Das Ergebnis: Bei der proteinreichen Variante wurden täglich rund 200 kcal weniger aufgenommen und der Energieverbrauch war um etwa 130 kcal höher. Trotzdem blieb ein deutlicher Kalorienüberschuss: „Es wurden rund 18 Prozent mehr Kalorien gegessen, als der Körper verbrauchte. Bei der normalen Variante waren es sogar 32 Prozent“, so die Forschenden.
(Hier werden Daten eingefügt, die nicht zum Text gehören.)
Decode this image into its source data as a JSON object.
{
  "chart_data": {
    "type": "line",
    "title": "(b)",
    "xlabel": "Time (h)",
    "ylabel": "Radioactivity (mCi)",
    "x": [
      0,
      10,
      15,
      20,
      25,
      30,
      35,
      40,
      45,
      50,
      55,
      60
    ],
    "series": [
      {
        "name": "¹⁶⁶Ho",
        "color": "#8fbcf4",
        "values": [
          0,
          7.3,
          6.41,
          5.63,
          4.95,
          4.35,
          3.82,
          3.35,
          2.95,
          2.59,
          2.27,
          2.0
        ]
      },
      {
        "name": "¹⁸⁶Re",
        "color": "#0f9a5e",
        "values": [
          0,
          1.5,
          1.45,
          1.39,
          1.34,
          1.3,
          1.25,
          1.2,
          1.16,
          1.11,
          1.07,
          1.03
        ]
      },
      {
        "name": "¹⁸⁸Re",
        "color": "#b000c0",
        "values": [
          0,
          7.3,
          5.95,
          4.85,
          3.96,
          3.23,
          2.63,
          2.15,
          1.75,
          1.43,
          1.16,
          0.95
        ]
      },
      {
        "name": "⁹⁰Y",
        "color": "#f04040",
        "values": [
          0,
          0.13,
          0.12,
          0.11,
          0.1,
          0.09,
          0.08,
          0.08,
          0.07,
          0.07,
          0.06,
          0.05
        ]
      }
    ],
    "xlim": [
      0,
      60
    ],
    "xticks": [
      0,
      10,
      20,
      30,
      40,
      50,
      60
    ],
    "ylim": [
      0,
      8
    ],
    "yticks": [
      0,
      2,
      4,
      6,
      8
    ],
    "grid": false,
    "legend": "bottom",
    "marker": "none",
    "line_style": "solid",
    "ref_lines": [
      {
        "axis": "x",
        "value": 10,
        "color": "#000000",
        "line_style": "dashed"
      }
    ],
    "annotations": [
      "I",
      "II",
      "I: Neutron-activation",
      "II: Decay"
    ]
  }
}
Fertigprodukte und Snacks haben meist nicht nur eine hohe Energiedichte, sondern sind auch stark gewürzt, leicht zu kauen und schnell zu essen – eine ungünstige Kombination, wie Bosy-Westphal erklärt: „Diese Kombination macht es schwer, rechtzeitig mit dem Essen aufzuhören.“ Warum helfen proteinreiche Varianten dennoch zumindest ein bisschen? Der Körper benötigt mehr Energie, um Eiweiß zu verdauen. Hinzu kommt, dass Eiweiß das körpereigene Hungergefühl beeinflusst: „Das Hungerhormon Ghrelin sinkt, während Sättigungshormone wie Peptid YY steigen. Außerdem haben wir beobachtet, dass eiweißreiche Produkte langsamer gegessen werden, etwa weil sie eine andere Konsistenz haben“, erläutert Bosy-Westphal.
„Das gibt dem Körper mehr Zeit, Sättigungssignale zu senden.“ Entscheidend ist jedoch: Nicht das Eiweiß ist das Problem, sondern die Art des Lebensmittels. „Auch ein angereicherter Pudding lässt sich schnell essen und schmeckt genauso gut wie ein normaler. Also isst man auch davon mehr als man braucht“, fasst Mitforschende Dr. Franziska Hägele zusammen.
Protein-Zusätze sind oft unnötig. „Die meisten Menschen in Deutschland essen mehr als genug Protein“, stellt Bosy-Westphal klar. Eine Ausnahme bilden ältere Menschen mit bestimmten Erkrankungen oder Appetitmangel – hier können proteinreiche Produkte medizinisch sinnvoll sein. Doch für die breite Bevölkerung gilt: Wer sich ausgewogen ernährt, braucht keine proteinangereicherte Pizza oder Riegel. Quark, Fisch oder Hülsenfrüchte liefern Eiweiß in natürlicher Form – oft mit besserer Sättigungswirkung.
Ihr Fazit: „Die Menschen sollten sich nicht von Etiketten wie ‚High Protein‘ täuschen lassen.“ Oder anders gesagt: „Auch eine Fitnesspizza bleibt am Ende eine Kalorienbombe.“
Die Deutsche Gesellschaft für Ernährung (DGE) hält High-Protein-Produkte schlicht für überflüssig. Sie betont, dass der tägliche Proteinbedarf durch eine ausgewogene Ernährung problemlos gedeckt werden kann und der zusätzliche Nutzen von proteinangereicherten Produkten nicht nachweisbar ist.
Auch die Verbraucherzentrale Hamburg hat in einem Marktcheck festgestellt, dass viele proteinreiche Produkte nicht nur teurer sind, sondern auch hohe Mengen an Zucker, Süßstoffen und Zusatzstoffen enthalten. Einige Produkte enthalten im Vergleich sogar mehr Zucker als Protein. Der tägliche Proteinbedarf könne problemlos durch natürliche Lebensmittel wie Nüsse, Hülsenfrüchte oder Milchprodukte gedeckt werden.